Transformers continue to improve with scaling, while MLPs saturate and can even overfit on small data.

Real-world Evaluation (Table 3)

Outperforms baselines (GMT, TWIST, Any2Track) on four unseen dance motions (e.g., "Can Do", "Gokuraku Joudo") without fine-tuning. MPJPE and MPJVE closely match simulation results.

Scaling Laws (Section 6)

• Data scaling: MPJPE decreases monotonically from 2M to 2B tokens (Fig. 7).
• Model scaling: Transformers improve steadily; MLPs saturate early (Fig. 8).

Engineering Optimization

Deployment uses ONNX + TensorRT + C++ pipeline. End-to-end inference latency: <1.5ms on RTX 4090 (≈5× faster than TWIST, Fig. 5).

Theoretical and Practical Implications

• Scaling works for humanoid control: The paper provides the first systematic evidence that scaling data and model capacity yields predictable improvements in agility and zero-shot generalization, challenging the notion of an inherent trade-off.
• HME enables balanced diversity: Demonstrates that diversity alone is insufficient – balance (distribution-aware sampling) is necessary to avoid overfitting frequent motion modes.
• GPT-style structure aligns with online control: Causal attention respects deployment constraints (no future observations) and naturally exploits parallel supervision (DAgger).
• Real-world feasibility: Careful engineering (ONNX, TensorRT) shows that large Transformer models (80M params) can run in real time on moderate GPU hardware, enabling practical deployment.
• Foundation for generalist whole-body control: The approach is a step toward embodied foundation models that can execute arbitrary motions without task-specific tuning.

Conclusion

Humanoid-GPT is a zero-shot humanoid motion tracker built by scaling data to 2B frames and model capacity to 80M parameters using a GPT-style causal Transformer.
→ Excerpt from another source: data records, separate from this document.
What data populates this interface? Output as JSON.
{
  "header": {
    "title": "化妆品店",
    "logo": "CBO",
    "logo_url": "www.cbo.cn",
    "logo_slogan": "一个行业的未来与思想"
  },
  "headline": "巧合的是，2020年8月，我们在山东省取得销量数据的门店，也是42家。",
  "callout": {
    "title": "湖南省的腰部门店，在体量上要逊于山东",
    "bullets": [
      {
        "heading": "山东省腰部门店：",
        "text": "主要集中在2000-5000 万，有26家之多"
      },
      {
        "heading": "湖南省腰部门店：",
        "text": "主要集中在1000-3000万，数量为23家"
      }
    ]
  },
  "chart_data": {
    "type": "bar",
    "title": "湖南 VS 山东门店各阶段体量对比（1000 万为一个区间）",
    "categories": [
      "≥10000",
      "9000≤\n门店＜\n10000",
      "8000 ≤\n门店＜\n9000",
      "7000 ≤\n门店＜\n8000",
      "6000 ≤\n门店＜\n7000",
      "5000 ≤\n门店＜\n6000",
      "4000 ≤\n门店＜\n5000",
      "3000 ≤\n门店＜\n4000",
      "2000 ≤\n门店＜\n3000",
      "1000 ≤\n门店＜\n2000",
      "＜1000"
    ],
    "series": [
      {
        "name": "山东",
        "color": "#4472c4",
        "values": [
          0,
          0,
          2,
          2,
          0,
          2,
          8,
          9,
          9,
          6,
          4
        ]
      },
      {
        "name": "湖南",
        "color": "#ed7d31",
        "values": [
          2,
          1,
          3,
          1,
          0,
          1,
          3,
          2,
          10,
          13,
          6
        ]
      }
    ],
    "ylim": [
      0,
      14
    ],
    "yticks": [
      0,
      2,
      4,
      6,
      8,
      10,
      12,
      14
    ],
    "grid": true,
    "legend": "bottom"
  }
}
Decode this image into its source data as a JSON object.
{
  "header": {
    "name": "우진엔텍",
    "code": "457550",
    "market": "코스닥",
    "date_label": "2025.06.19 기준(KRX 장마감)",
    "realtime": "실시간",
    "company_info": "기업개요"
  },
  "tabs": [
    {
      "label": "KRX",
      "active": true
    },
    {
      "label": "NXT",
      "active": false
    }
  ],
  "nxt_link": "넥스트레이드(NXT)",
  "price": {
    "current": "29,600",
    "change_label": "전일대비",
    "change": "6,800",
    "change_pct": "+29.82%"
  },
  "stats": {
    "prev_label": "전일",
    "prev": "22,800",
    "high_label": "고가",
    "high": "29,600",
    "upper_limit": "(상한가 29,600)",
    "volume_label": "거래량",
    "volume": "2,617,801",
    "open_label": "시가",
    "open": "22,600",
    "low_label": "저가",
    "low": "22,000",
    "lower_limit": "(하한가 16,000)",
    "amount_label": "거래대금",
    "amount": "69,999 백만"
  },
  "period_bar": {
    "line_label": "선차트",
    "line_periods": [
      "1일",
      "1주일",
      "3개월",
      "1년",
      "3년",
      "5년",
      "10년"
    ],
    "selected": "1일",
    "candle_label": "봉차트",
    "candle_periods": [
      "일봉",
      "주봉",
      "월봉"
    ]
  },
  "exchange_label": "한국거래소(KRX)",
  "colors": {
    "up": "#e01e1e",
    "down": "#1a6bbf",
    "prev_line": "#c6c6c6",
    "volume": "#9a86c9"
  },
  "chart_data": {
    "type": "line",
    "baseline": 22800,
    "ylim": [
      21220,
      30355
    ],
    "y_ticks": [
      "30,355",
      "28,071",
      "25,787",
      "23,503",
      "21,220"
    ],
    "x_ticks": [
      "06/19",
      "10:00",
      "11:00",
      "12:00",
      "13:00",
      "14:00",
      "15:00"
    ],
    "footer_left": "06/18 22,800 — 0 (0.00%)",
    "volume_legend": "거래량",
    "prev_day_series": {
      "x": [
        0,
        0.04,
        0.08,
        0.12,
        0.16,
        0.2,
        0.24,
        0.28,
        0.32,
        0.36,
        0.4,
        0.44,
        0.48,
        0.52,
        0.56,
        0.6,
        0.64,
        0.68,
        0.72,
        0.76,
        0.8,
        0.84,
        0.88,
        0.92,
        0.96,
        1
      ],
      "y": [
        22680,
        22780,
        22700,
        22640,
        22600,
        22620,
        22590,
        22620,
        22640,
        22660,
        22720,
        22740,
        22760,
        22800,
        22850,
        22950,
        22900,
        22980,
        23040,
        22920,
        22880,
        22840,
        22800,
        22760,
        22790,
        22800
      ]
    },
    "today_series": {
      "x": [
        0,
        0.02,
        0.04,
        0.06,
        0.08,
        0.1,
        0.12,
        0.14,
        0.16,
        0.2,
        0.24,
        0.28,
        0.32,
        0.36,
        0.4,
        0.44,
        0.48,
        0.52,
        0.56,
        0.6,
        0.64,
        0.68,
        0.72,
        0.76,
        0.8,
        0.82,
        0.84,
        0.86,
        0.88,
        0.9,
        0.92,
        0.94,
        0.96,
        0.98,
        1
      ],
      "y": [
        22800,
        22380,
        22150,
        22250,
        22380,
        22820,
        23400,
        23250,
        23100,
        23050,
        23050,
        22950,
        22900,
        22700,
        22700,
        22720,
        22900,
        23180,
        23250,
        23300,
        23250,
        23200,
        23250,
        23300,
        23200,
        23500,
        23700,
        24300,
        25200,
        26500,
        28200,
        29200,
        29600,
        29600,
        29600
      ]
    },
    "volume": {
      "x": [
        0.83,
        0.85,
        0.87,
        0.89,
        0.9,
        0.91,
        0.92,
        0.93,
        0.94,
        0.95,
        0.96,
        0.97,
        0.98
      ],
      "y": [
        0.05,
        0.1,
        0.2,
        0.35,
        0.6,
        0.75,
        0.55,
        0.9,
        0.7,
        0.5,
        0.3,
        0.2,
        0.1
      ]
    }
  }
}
Key innovations include:

• A large-scale curated and retargeted motion corpus.
• HME for diversity-aware clustering.
• Distillation of hundreds of PPO experts into a single Transformer via DAgger.
• Demonstration of scaling laws for humanoid tracking.

Experiments show robust zero-shot transfer from simulation to real hardware, tracking highly dynamic motions (dance, teleoperation) without fine-tuning.

Future work includes:

• Incorporating richer modalities (contacts, vision, language).
• Extending to interactive / multi-agent scenarios.
• Coupling with longer-horizon planning or VLA-style instruction for general-purpose embodied foundation models.